Mom hugs me. “You OK?”
I nod. She looks me in the eye and shivers, doing a whole-body shake. “Bugs are so gross.” We both laugh.
For a minute, I see my mom. The one who loves me. I want this moment to last. But it’s late. Mom follows Sam back to their room, with the actual bed, where Ford slept through the whole thing.
And I’m all alone again.
When I turn off the light and go to lie down, my heart starts racing. There’s no furniture in my room, but it feels claustrophobic. Like the bugs are still everywhere. They don’t like the light, so I turn it back on. After a few minutes of watching to see if any are around, I crawl back into my sleeping bag, zipping it all the way closed with me inside.
THE NEXT DAY AT SCHOOL, MR. CHANG STARTS SCIENCE CLASS with a chapter on insects. I
shiver just thinking about last night.
“Here’s a fun fact,” Mr. Chang says, “if humans bomb the planet with their nuclear arsenal, the only life left on Earth will be cockroaches. Only they can survive the toxic fallout.”
Someone screams, “Gross!”
Someone else shouts, “Disgusting!”
I want to tell the class my story. That’d really creep them out. But I know rich people don’t have cockroaches. That’s a poor-people problem. I don’t want people knowing how poor I am. So I keep my mouth closed.
Then I think about it: If the world gets bombed, cockroaches will take over the planet—like they have my apartment complex. So yeah. Guess that means if I figure out a way to survive the radiation, I’ll be right at home.
HALLOWEEN
At school, we get to wear costumes.
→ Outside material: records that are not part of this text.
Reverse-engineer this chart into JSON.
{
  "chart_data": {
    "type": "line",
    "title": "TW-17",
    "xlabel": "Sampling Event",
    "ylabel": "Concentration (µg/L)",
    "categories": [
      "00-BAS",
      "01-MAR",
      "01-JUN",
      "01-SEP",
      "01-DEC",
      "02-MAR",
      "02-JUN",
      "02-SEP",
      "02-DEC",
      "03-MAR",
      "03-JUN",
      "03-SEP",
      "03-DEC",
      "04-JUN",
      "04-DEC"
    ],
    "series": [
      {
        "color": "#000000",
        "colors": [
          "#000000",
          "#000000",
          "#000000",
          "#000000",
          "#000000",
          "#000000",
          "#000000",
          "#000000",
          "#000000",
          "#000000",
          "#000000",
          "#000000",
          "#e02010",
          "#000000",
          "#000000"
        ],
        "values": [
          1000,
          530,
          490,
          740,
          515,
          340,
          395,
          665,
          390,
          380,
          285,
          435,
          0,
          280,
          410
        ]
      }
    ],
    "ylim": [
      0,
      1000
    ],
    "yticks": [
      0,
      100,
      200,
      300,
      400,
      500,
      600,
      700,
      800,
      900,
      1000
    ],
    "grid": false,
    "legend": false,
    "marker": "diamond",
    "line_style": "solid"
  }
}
I know all the cool kids are going to dress up. So I want to dress up too.
I ask Mom if I can buy a costume. She laughs. “Sure, I’ll buy you one. If you give me the money for it.” She knows I don’t have any.
I’m all upset. It’s not fair. Other kids probably don’t even think about money. They just tell their parents what they want, and they get it. It’s not like that in my house.
Guess I have to do what I always do for Halloween. I have to make my own costume.
Last year, I mixed green paint into Elmer’s glue and coated my whole body with it. When the glue dries, it cracks, looks like skin peeling off. I got some clothes from a penny sale, cut them up, and rubbed them with dirt like I crawled out of a grave. Then I went as a zombie.
Another time, I built a robot costume with cardboard boxes, foil, wire coat hangers, and some flashlights I borrowed. When I was little, I just covered myself in flour, ’cause it makes everything white, like a ghost. You can make all kinds of costumes if you use crap from around your house or from Goodwill.